Consider the oscillatory integral $$ I(x)=\int_0^1 e^{ix t^2}dt. $$ Standard Van der Corput lemma tells us that $I(x)=O(|x|^{-1/2})$ for $|x|>1$.
I was looking for a lower bound like this: $|I(x)|\geq c|x|^{-1/2}$, but it turns out to be impossible, since someone tells me that $I(x)$ has infinitely many zeros $x_n\to \infty$. But is it true? If yes, how can I prove this?

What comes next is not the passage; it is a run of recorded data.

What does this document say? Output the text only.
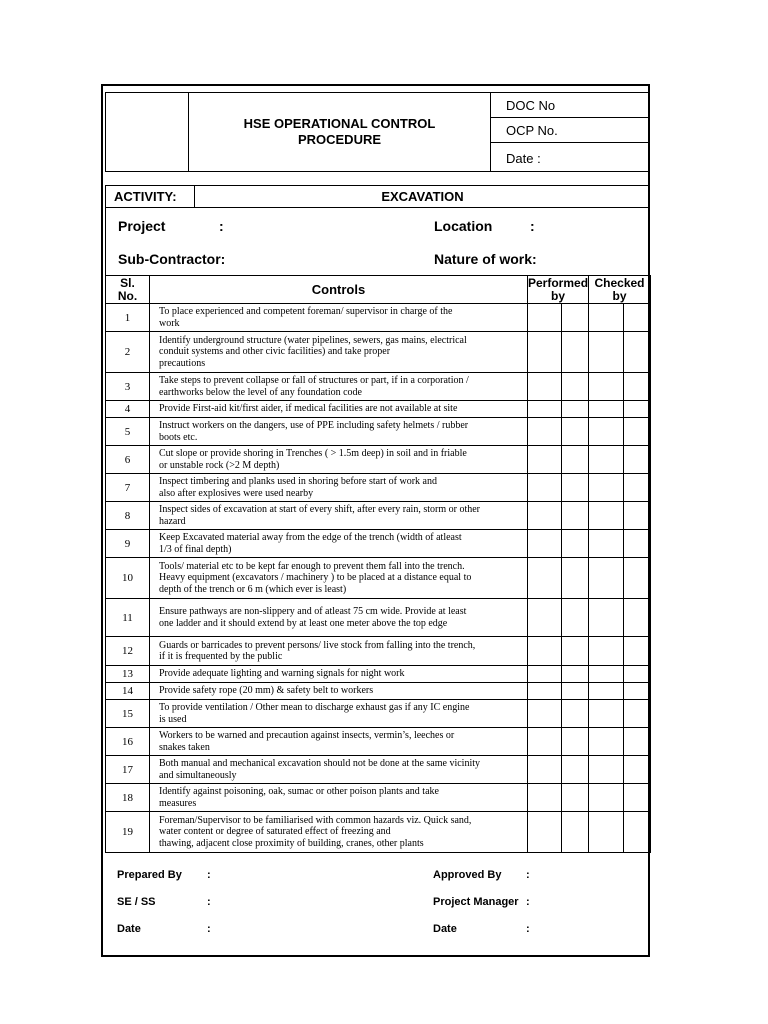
HSE OPERATIONAL CONTROL
PROCEDURE
DOC No
OCP No.
Date :
ACTIVITY:	EXCAVATION
Project	:	Location	:
Sub-Contractor:	Nature of work:
Sl.
No.	Controls	Performed
by		Checked
by	
1	To place experienced and competent foreman/ supervisor in charge of the
work				

2	Identify underground structure (water pipelines, sewers, gas mains, electrical
conduit systems and other civic facilities) and take proper
precautions				

3	Take steps to prevent collapse or fall of structures or part, if in a corporation /
earthworks below the level of any foundation code				

4	Provide First-aid kit/first aider, if medical facilities are not available at site				

5	Instruct workers on the dangers, use of PPE including safety helmets / rubber
boots etc.				

6	Cut slope or provide shoring in Trenches ( > 1.5m deep) in soil and in friable
or unstable rock (>2 M depth)				

7	Inspect timbering and planks used in shoring before start of work and
also after explosives were used nearby				

8	Inspect sides of excavation at start of every shift, after every rain, storm or other
hazard				

9	Keep Excavated material away from the edge of the trench (width of atleast
1/3 of final depth)				

10	Tools/ material etc to be kept far enough to prevent them fall into the trench.
Heavy equipment (excavators / machinery ) to be placed at a distance equal to
depth of the trench or 6 m (which ever is least)				

11	Ensure pathways are non-slippery and of atleast 75 cm wide. Provide at least
one ladder and it should extend by at least one meter above the top edge				

12	Guards or barricades to prevent persons/ live stock from falling into the trench,
if it is frequented by the public				

13	Provide adequate lighting and warning signals for night work				

14	Provide safety rope (20 mm) & safety belt to workers				

15	To provide ventilation / Other mean to discharge exhaust gas if any IC engine
is used				

16	Workers to be warned and precaution against insects, vermin’s, leeches or
snakes taken				

17	Both manual and mechanical excavation should not be done at the same vicinity
and simultaneously				

18	Identify against poisoning, oak, sumac or other poison plants and take
measures				

19	Foreman/Supervisor to be familiarised with common hazards viz. Quick sand,
water content or degree of saturated effect of freezing and
thawing, adjacent close proximity of building, cranes, other plants				

Prepared By :
SE / SS	:
Date	:
Approved By :
Project Manager :
Date	:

As far as I can see, $I(x)$ does not show any zero at all. $$I(x)=\int_0^1 e^{ix t^2}\,dt=\frac{1-i}{2} \sqrt{\frac{\pi }{2}}\,\,\,\frac{\text{erfi}\left((1+i) \sqrt{\frac x2}\right)}{\sqrt{x}}$$
Developed as a series for large values of $x$, we have $$I(x)=\frac{1+i}{2} \sqrt{\frac{\pi }{2}} {\frac{1}{\sqrt x}}-e^{i x} \left(\frac{i}{2 x}+\frac{1}{4 x^2}\right)+\cdots$$
Computing for $x=100$, the exact value is $(0.0601125+ 0.0583671\, i)$ while the above approximation gives $(0.0601123+ 0.0583668\,i)$.